Radrook is accusing atheists on this forum of responding to him in such a way when he posted evidence.
It seems only fair to ask him to support that claim.
Because we understand how prone the human mind is to hallucination, to being mistaken, to magical thinking, to false positives, to creating imaginary friends, to have a need for father figures (imaginary if need be), ...
Humans will believe (and invent) just about anything, given the correct circumstances and the right amount of ignorance.
You could make the exact same argument concerning alien abductees. I'm sure you don't believe that aliens are visiting the planet and abducting humans to perform weird sex experiments on them, right? ........right?

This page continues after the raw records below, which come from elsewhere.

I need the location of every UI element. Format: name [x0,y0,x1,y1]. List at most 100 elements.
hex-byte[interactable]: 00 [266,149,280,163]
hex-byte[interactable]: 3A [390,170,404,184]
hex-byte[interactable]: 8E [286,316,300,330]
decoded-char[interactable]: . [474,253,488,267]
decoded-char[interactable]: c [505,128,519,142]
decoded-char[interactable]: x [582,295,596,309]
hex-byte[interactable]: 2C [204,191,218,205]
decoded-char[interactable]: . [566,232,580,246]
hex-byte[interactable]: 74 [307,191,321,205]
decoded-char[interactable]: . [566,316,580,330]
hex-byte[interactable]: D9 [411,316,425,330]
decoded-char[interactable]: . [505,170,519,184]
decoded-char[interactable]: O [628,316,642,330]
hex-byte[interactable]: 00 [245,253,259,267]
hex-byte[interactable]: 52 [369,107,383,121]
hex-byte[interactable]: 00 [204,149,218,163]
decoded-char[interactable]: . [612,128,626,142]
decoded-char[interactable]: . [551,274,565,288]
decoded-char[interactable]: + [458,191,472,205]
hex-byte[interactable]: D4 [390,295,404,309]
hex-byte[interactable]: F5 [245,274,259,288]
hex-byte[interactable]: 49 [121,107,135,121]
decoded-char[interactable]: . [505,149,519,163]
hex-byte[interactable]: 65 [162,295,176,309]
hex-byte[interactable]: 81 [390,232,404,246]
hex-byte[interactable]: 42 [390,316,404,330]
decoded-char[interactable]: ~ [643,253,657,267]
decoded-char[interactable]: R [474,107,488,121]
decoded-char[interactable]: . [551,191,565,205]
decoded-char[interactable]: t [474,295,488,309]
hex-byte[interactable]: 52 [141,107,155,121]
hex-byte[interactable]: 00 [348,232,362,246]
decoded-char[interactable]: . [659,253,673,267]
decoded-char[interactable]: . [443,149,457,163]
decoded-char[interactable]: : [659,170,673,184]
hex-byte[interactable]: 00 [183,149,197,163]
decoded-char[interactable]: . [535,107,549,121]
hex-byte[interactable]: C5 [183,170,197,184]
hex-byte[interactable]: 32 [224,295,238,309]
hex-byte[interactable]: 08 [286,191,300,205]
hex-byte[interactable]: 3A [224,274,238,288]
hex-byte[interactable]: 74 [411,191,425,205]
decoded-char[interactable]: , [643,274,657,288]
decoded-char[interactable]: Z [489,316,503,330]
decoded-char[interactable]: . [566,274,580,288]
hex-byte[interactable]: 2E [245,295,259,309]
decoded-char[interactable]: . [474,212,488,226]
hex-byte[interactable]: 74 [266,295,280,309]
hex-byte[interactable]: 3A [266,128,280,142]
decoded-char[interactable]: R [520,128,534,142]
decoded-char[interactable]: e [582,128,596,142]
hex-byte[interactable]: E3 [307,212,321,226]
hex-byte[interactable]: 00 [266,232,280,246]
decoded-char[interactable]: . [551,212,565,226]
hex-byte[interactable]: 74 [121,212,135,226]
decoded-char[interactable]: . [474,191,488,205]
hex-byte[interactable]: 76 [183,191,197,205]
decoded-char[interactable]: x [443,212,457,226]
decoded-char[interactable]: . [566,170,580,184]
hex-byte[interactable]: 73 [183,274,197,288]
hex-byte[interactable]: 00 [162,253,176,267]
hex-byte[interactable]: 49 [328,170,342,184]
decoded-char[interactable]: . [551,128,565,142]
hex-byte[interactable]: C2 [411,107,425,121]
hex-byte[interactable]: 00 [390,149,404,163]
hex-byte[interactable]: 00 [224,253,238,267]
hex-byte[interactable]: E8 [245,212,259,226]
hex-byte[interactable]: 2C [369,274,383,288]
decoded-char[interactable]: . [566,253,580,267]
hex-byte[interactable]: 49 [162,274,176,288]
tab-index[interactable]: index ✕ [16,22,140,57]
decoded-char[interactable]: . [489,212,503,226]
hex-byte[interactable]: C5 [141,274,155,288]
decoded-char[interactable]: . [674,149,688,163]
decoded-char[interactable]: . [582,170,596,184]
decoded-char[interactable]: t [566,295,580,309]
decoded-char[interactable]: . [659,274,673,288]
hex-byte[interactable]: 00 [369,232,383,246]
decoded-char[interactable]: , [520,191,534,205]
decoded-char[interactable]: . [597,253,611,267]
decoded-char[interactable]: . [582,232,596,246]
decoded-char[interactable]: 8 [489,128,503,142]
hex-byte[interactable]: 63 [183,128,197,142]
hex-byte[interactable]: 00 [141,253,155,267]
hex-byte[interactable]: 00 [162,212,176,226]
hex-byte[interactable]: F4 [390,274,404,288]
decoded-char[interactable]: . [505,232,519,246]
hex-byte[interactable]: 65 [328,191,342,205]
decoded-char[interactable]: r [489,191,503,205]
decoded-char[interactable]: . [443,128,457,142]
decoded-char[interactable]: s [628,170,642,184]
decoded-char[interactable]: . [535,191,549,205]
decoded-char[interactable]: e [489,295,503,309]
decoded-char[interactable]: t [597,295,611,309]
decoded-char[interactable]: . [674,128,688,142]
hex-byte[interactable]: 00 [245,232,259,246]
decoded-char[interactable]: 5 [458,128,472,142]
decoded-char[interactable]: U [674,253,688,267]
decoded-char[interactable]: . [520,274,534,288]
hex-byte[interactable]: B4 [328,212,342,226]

But as it stands, the human tendency to be religious / superstitious is pretty well understood. Even from an evolutionary standpoint.
Now, having said all that.... I don't see how this answers the question I was asking. Remember, the claim is that the proposed "evidence" (for "intelligent design") is simply discarded at face value. No reason, no rhyme but just labeled as "non-evidence".
I can write you an entire book about why the thousands of religions that have been invented by mankind is not evidence of gods existing.
And I'm sure psychologists and alike can write a few dozen books more about it. In fact, most likely such books already exist.
That very same argument would apply to *any* proposed *cause*, and to all hypothetical constructs in "science".
True, but it doesn't address the issue from my perspective. All propositions as to "cause" are prone to human error.
Not really
I don't see a lot of ancient alien abduction reports found in human writings prior to the space age.
Even then it's a *minuscule* percentage compared to the number of humans that report having a relationship with "God".
You're comparing apples to oranges IMO.
So? Maybe there's a legitimate reason we 'feel' that way.
Maybe a couple of arguments at a time?![]()
Sure.I'm not disputing the fact that humans are notorious for "making stuff up", but the same criticisms would apply regardless of what "cause" we might propose.